I was hovering in mid-air. The best way I could describe my surroundings was as a giant organic cave-tunnel like a vein, but this didn’t do justice to what I was seeing. A warm wind blew through the tunnel/vein. It was a conduit for light and sound. Were the light and sound Their thoughts? Bioluminescent lighting sparked all around us, travelling down through the tunnel/vein. Perhaps that was Their thoughts. This was Their mind, after all, not their biology. A purely mental space. I could see junctures where other organic tunnels/veins intersected. I was hovering over what looked like a bottomless drop. This gave me a moment of vertigo but I mastered it.

Morag was right to bring me here. I reached up to touch the tears on my face. I was whole; there was no plastic or metal in me now. I was naked. So was Morag. She looked like Morag, not one of her icons. Her eyes were back. This just made me want to weep more. I was kind of glad none of the others were around to see me like this.

‘The icon?’ I managed.

‘They’re not icons, it’s us,’ she told me.

I wanted to hold her. I moved across to her, floating through the curtain of warm sparks. Everything about her felt real as we hugged each other fiercely. Was this my reward? Was this what it had all been for? I could hear the music. It was the abstract, angelic choral music that I heard echo through space in my dreams, the music that I’d thought the Cabal had silenced and replaced with the screaming of war. It was more real here than what Ambassador had shown me as I slept in Morag’s arms in the ruins of Trenton.

‘Thank you,’ I said to her as I held her tight. Then I looked up. ‘Thank you!’ I shouted. Any inhibitions seemed foolish now. ‘Can we communicate with Them?’ I asked.

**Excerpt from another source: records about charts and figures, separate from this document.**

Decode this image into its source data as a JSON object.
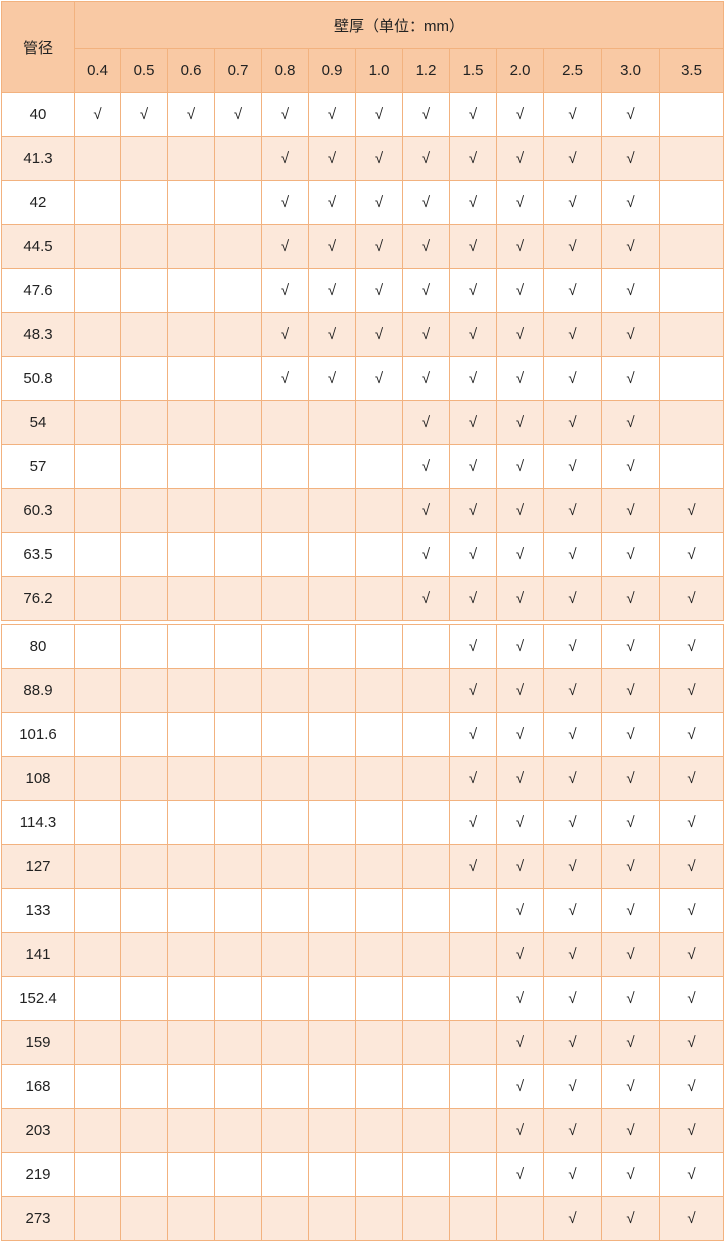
{
  "table": {
    "corner": "管径",
    "title": "壁厚（单位：mm）",
    "thicknesses": [
      "0.4",
      "0.5",
      "0.6",
      "0.7",
      "0.8",
      "0.9",
      "1.0",
      "1.2",
      "1.5",
      "2.0",
      "2.5",
      "3.0",
      "3.5"
    ],
    "rows": [
      {
        "diameter": "40",
        "cells": [
          "√",
          "√",
          "√",
          "√",
          "√",
          "√",
          "√",
          "√",
          "√",
          "√",
          "√",
          "√",
          null
        ]
      },
      {
        "diameter": "41.3",
        "cells": [
          null,
          null,
          null,
          null,
          "√",
          "√",
          "√",
          "√",
          "√",
          "√",
          "√",
          "√",
          null
        ]
      },
      {
        "diameter": "42",
        "cells": [
          null,
          null,
          null,
          null,
          "√",
          "√",
          "√",
          "√",
          "√",
          "√",
          "√",
          "√",
          null
        ]
      },
      {
        "diameter": "44.5",
        "cells": [
          null,
          null,
          null,
          null,
          "√",
          "√",
          "√",
          "√",
          "√",
          "√",
          "√",
          "√",
          null
        ]
      },
      {
        "diameter": "47.6",
        "cells": [
          null,
          null,
          null,
          null,
          "√",
          "√",
          "√",
          "√",
          "√",
          "√",
          "√",
          "√",
          null
        ]
      },
      {
        "diameter": "48.3",
        "cells": [
          null,
          null,
          null,
          null,
          "√",
          "√",
          "√",
          "√",
          "√",
          "√",
          "√",
          "√",
          null
        ]
      },
      {
        "diameter": "50.8",
        "cells": [
          null,
          null,
          null,
          null,
          "√",
          "√",
          "√",
          "√",
          "√",
          "√",
          "√",
          "√",
          null
        ]
      },
      {
        "diameter": "54",
        "cells": [
          null,
          null,
          null,
          null,
          null,
          null,
          null,
          "√",
          "√",
          "√",
          "√",
          "√",
          null
        ]
      },
      {
        "diameter": "57",
        "cells": [
          null,
          null,
          null,
          null,
          null,
          null,
          null,
          "√",
          "√",
          "√",
          "√",
          "√",
          null
        ]
      },
      {
        "diameter": "60.3",
        "cells": [
          null,
          null,
          null,
          null,
          null,
          null,
          null,
          "√",
          "√",
          "√",
          "√",
          "√",
          "√"
        ]
      },
      {
        "diameter": "63.5",
        "cells": [
          null,
          null,
          null,
          null,
          null,
          null,
          null,
          "√",
          "√",
          "√",
          "√",
          "√",
          "√"
        ]
      },
      {
        "diameter": "76.2",
        "cells": [
          null,
          null,
          null,
          null,
          null,
          null,
          null,
          "√",
          "√",
          "√",
          "√",
          "√",
          "√"
        ]
      },
      {
        "diameter": "80",
        "cells": [
          null,
          null,
          null,
          null,
          null,
          null,
          null,
          null,
          "√",
          "√",
          "√",
          "√",
          "√"
        ]
      },
      {
        "diameter": "88.9",
        "cells": [
          null,
          null,
          null,
          null,
          null,
          null,
          null,
          null,
          "√",
          "√",
          "√",
          "√",
          "√"
        ]
      },
      {
        "diameter": "101.6",
        "cells": [
          null,
          null,
          null,
          null,
          null,
          null,
          null,
          null,
          "√",
          "√",
          "√",
          "√",
          "√"
        ]
      },
      {
        "diameter": "108",
        "cells": [
          null,
          null,
          null,
          null,
          null,
          null,
          null,
          null,
          "√",
          "√",
          "√",
          "√",
          "√"
        ]
      },
      {
        "diameter": "114.3",
        "cells": [
          null,
          null,
          null,
          null,
          null,
          null,
          null,
          null,
          "√",
          "√",
          "√",
          "√",
          "√"
        ]
      },
      {
        "diameter": "127",
        "cells": [
          null,
          null,
          null,
          null,
          null,
          null,
          null,
          null,
          "√",
          "√",
          "√",
          "√",
          "√"
        ]
      },
      {
        "diameter": "133",
        "cells": [
          null,
          null,
          null,
          null,
          null,
          null,
          null,
          null,
          null,
          "√",
          "√",
          "√",
          "√"
        ]
      },
      {
        "diameter": "141",
        "cells": [
          null,
          null,
          null,
          null,
          null,
          null,
          null,
          null,
          null,
          "√",
          "√",
          "√",
          "√"
        ]
      },
      {
        "diameter": "152.4",
        "cells": [
          null,
          null,
          null,
          null,
          null,
          null,
          null,
          null,
          null,
          "√",
          "√",
          "√",
          "√"
        ]
      },
      {
        "diameter": "159",
        "cells": [
          null,
          null,
          null,
          null,
          null,
          null,
          null,
          null,
          null,
          "√",
          "√",
          "√",
          "√"
        ]
      },
      {
        "diameter": "168",
        "cells": [
          null,
          null,
          null,
          null,
          null,
          null,
          null,
          null,
          null,
          "√",
          "√",
          "√",
          "√"
        ]
      },
      {
        "diameter": "203",
        "cells": [
          null,
          null,
          null,
          null,
          null,
          null,
          null,
          null,
          null,
          "√",
          "√",
          "√",
          "√"
        ]
      },
      {
        "diameter": "219",
        "cells": [
          null,
          null,
          null,
          null,
          null,
          null,
          null,
          null,
          null,
          "√",
          "√",
          "√",
          "√"
        ]
      },
      {
        "diameter": "273",
        "cells": [
          null,
          null,
          null,
          null,
          null,
          null,
          null,
          null,
          null,
          null,
          "√",
          "√",
          "√"
        ]
      }
    ]
  }
}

I wasn’t used to the sound of awe in my voice.

She pushed gently away from me. ‘C’mon.’

Then she dived through the air and through the cascade of liquid light. I went after her, my dive clumsier. I heard a noise. I couldn’t quite work out what it was. It took me a while to realise it was the sound of my laughter. Not a cynical laugh or the laughter that comes with sharing a joke with a friend, or the laughter of trying to make light of a bad situation. This laughter felt like release. As I dived through the alien mind I was freeing myself from my worries and fears. I wondered if the stunted minds and petty ambitions of the Cabal could even understand this. I think this was what I’d been searching for all those years in the sense booth. Not dislocation, like I’d thought, but connection, exploration — a feeling of there being something more.

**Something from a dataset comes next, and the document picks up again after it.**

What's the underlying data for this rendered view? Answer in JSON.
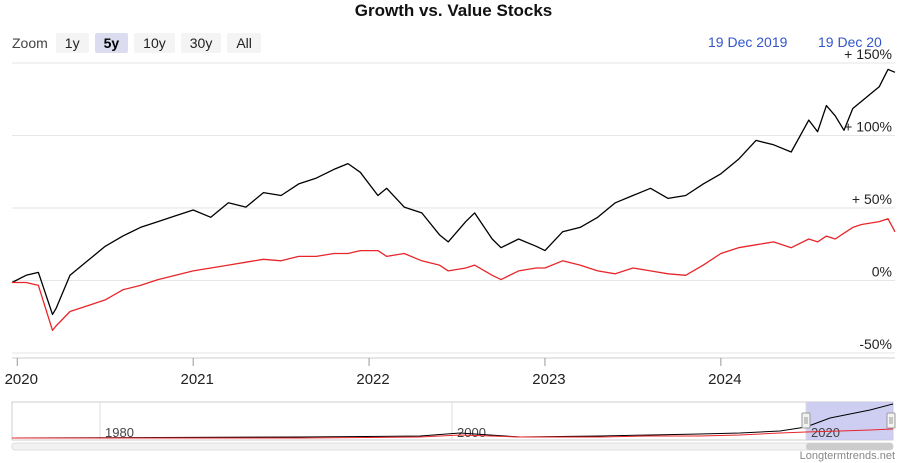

We dived, fell, flew for what simultaneously felt like a very long time and not nearly long enough. The inner mental landscape of Them was constantly changing. I understood none of it, but none of it was ugly and everywhere was light in different hues and the ever-changing music.

Ahead of me Morag pointed towards a small tunnel-like mental vein .

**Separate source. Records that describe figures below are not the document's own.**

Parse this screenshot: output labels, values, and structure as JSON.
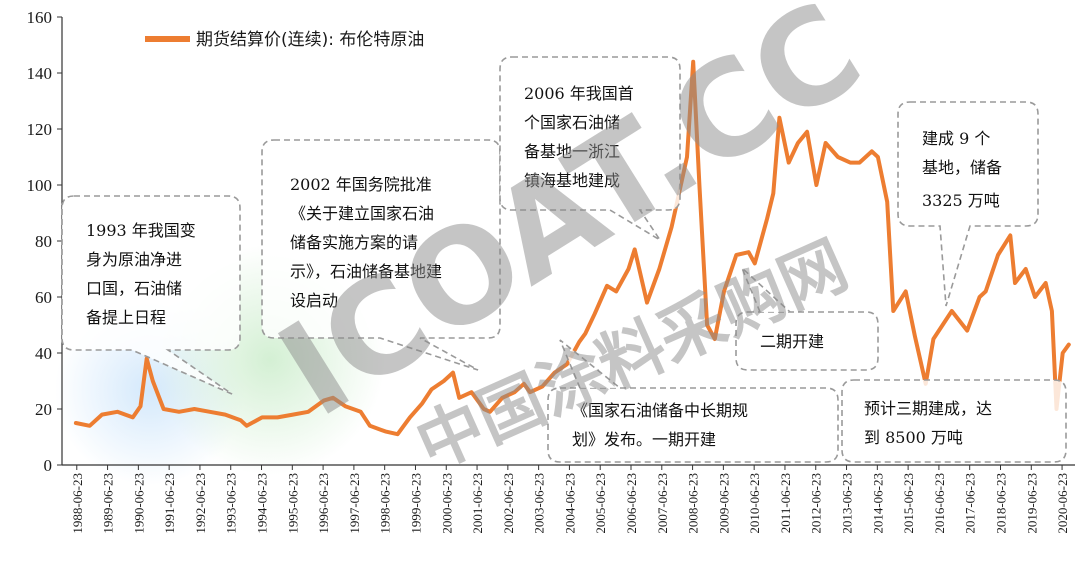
{
  "chart_data": {
    "type": "line",
    "legend": "期货结算价(连续): 布伦特原油",
    "ylim": [
      0,
      160
    ],
    "y_ticks": [
      0,
      20,
      40,
      60,
      80,
      100,
      120,
      140,
      160
    ],
    "x_ticks": [
      "1988-06-23",
      "1989-06-23",
      "1990-06-23",
      "1991-06-23",
      "1992-06-23",
      "1993-06-23",
      "1994-06-23",
      "1995-06-23",
      "1996-06-23",
      "1997-06-23",
      "1998-06-23",
      "1999-06-23",
      "2000-06-23",
      "2001-06-23",
      "2002-06-23",
      "2003-06-23",
      "2004-06-23",
      "2005-06-23",
      "2006-06-23",
      "2007-06-23",
      "2008-06-23",
      "2009-06-23",
      "2010-06-23",
      "2011-06-23",
      "2012-06-23",
      "2013-06-23",
      "2014-06-23",
      "2015-06-23",
      "2016-06-23",
      "2017-06-23",
      "2018-06-23",
      "2019-06-23",
      "2020-06-23"
    ],
    "line_color": "#ED7D31",
    "series": [
      {
        "name": "期货结算价(连续): 布伦特原油",
        "x": [
          1988.45,
          1988.9,
          1989.3,
          1989.8,
          1990.3,
          1990.55,
          1990.75,
          1990.95,
          1991.3,
          1991.8,
          1992.3,
          1992.8,
          1993.3,
          1993.8,
          1994.0,
          1994.5,
          1995.0,
          1995.5,
          1996.0,
          1996.5,
          1996.8,
          1997.2,
          1997.7,
          1998.0,
          1998.5,
          1998.9,
          1999.3,
          1999.7,
          2000.0,
          2000.4,
          2000.7,
          2000.9,
          2001.3,
          2001.7,
          2001.9,
          2002.3,
          2002.7,
          2003.0,
          2003.2,
          2003.6,
          2004.0,
          2004.4,
          2004.8,
          2005.0,
          2005.3,
          2005.7,
          2006.0,
          2006.4,
          2006.6,
          2007.0,
          2007.4,
          2007.8,
          2008.0,
          2008.3,
          2008.5,
          2008.7,
          2008.95,
          2009.2,
          2009.5,
          2009.9,
          2010.3,
          2010.5,
          2010.9,
          2011.1,
          2011.3,
          2011.6,
          2011.9,
          2012.2,
          2012.5,
          2012.8,
          2013.2,
          2013.6,
          2013.9,
          2014.3,
          2014.5,
          2014.8,
          2015.0,
          2015.4,
          2015.7,
          2016.05,
          2016.3,
          2016.6,
          2016.9,
          2017.4,
          2017.8,
          2018.0,
          2018.4,
          2018.8,
          2018.95,
          2019.3,
          2019.6,
          2019.95,
          2020.15,
          2020.3,
          2020.5,
          2020.7
        ],
        "values": [
          15,
          14,
          18,
          19,
          17,
          21,
          38,
          30,
          20,
          19,
          20,
          19,
          18,
          16,
          14,
          17,
          17,
          18,
          19,
          23,
          24,
          21,
          19,
          14,
          12,
          11,
          17,
          22,
          27,
          30,
          33,
          24,
          26,
          20,
          19,
          24,
          26,
          29,
          26,
          28,
          33,
          36,
          44,
          47,
          54,
          64,
          62,
          70,
          77,
          58,
          70,
          85,
          95,
          110,
          144,
          100,
          50,
          45,
          62,
          75,
          76,
          72,
          88,
          97,
          124,
          108,
          115,
          119,
          100,
          115,
          110,
          108,
          108,
          112,
          110,
          94,
          55,
          62,
          46,
          29,
          45,
          50,
          55,
          48,
          60,
          62,
          75,
          82,
          65,
          70,
          60,
          65,
          55,
          20,
          40,
          43
        ]
      }
    ],
    "annotations": [
      {
        "id": "a1993",
        "lines": [
          "1993 年我国变",
          "身为原油净进",
          "口国，石油储",
          "备提上日程"
        ]
      },
      {
        "id": "a2002",
        "lines": [
          "2002 年国务院批准",
          "《关于建立国家石油",
          "储备实施方案的请",
          "示》，石油储备基地建",
          "设启动"
        ]
      },
      {
        "id": "a2006",
        "lines": [
          "2006 年我国首",
          "个国家石油储",
          "备基地一浙江",
          "镇海基地建成"
        ]
      },
      {
        "id": "a9",
        "lines": [
          "建成 9 个",
          "基地，储备",
          "3325 万吨"
        ]
      },
      {
        "id": "aphase2",
        "lines": [
          "二期开建"
        ]
      },
      {
        "id": "aplan",
        "lines": [
          "《国家石油储备中长期规",
          "划》发布。一期开建"
        ]
      },
      {
        "id": "aphase3",
        "lines": [
          "预计三期建成，达",
          "到 8500 万吨"
        ]
      }
    ]
  },
  "watermark": {
    "latin": "ICOAT.CC",
    "chinese": "中国涂料采购网"
  }
}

‘There’s one,’ she called and swooped gracefully towards it. I followed her and tried not to hit the wall. One what?

It was dark in the tunnel. It looked much more like rock than anything else I’d seen. The singing seemed further away.

‘Morag…?’

‘Ssh, it’s okay.’ I could just make out her shape ahead of me. The only light was the warm white glow from the main vein behind us. ‘I told you we weren’t the first to come here.’

I could just about make out markings on the rock wall. It looked like scrollwork, like the designs that Pagan had decorated himself and his surroundings with. I realised that I was wading through a shallow stream of very cold water. It reminded me of fording a burn in the Highlands. The scrollwork seemed to be moving, making disconcerting patterns. It was playing tricks with my head. The patterns suggested strange, fantastical and sometimes horrific shapes.

‘If you come in peace, you can live with them, even sculpt your surroundings,’ she said.

‘You mean there are other people?’

‘I am not a person,’ a voice said. The accent sounded vaguely familiar but I could not place it. The voice sounded utterly inhuman. It seemed to resonate differently from human language. I felt it rather than heard it. Perhaps it was because of my surroundings and my recent experiences, but I found myself overcome with a feeling that I couldn’t quite understand or fully explain.